Nicks, who revealed that Walsh was the only man she would ever marry, and considers him the greatest love of her life, attributes the end of their relationship to their addiction to cocaine. Walsh believed that they enabled each other as addicts, and if they remained together, one of them would die.
Walsh's leaving plunged Nicks into a dark depression, and her psychiatrist put her on Klonopin, slowly increasing the dosage over the next 8 years until the singer felt incapacitated.
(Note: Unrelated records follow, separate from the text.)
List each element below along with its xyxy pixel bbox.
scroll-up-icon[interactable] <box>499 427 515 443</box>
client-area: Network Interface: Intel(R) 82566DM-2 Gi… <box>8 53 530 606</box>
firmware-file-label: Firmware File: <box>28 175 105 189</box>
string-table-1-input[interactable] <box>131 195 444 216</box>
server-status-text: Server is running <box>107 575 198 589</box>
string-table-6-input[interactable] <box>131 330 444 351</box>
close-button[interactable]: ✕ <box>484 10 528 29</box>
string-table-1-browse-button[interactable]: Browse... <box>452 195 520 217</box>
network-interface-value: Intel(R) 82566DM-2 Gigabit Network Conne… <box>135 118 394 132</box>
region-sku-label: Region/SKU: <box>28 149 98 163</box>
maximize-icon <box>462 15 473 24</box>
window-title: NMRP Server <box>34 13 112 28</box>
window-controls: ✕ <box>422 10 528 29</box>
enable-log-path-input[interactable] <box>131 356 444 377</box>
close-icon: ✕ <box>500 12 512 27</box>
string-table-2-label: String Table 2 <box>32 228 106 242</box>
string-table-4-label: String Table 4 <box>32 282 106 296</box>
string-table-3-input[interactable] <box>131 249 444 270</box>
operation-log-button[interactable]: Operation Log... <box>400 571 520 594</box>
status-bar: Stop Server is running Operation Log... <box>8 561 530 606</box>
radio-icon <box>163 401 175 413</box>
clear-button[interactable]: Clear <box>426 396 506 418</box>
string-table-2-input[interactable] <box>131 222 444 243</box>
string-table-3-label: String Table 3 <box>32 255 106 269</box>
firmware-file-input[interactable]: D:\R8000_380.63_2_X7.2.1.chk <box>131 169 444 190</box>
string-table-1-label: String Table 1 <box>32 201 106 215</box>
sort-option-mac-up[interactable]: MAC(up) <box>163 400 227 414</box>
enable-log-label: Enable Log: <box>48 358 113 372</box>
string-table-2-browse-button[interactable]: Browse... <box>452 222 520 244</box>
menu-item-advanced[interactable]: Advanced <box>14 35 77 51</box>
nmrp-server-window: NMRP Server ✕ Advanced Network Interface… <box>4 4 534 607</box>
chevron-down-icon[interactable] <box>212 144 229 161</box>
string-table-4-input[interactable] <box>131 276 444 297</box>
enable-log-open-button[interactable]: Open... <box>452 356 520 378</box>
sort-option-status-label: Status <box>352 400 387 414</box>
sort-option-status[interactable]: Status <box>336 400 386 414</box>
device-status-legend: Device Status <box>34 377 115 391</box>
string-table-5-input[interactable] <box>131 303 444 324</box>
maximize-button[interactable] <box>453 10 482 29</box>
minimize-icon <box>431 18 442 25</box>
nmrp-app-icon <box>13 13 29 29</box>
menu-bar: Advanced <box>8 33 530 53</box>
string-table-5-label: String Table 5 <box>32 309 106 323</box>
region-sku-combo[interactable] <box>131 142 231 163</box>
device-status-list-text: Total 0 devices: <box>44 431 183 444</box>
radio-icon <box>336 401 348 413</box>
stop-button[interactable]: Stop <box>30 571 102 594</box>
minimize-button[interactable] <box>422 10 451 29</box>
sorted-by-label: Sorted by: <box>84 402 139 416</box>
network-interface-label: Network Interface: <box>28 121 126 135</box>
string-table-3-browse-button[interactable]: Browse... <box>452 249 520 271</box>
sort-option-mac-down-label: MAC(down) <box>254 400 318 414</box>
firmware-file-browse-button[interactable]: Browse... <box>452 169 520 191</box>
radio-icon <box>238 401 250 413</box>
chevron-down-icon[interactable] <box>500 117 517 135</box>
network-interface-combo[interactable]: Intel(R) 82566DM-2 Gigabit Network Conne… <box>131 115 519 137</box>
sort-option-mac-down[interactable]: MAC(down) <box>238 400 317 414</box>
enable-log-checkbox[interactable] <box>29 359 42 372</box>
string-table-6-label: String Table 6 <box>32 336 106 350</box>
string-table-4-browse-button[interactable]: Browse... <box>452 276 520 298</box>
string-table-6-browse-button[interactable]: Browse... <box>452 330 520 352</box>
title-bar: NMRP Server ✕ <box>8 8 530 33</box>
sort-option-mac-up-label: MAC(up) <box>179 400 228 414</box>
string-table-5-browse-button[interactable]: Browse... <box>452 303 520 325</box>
An epiphany led Nicks to check herself into rehab, and she has been clean ever since. She declared:
"I want anybody who hears a doctor say 'Would you like me to write you a prescription of Klonopin?' to get up and run out of the room screaming.'"
Nicks advises anyone who is now entering the entertainment world and considering trying cocaine to set aside $30,000 first to pay for rehab costs, and to be prepared to watch a large chunk of their cash and their lives vanish up their nose.
She should know. Stevie Nicks has been there, riding the wave of success, hitting the lows of addiction. At 72, she is still writing, singing, and living her best life, stone-cold sober.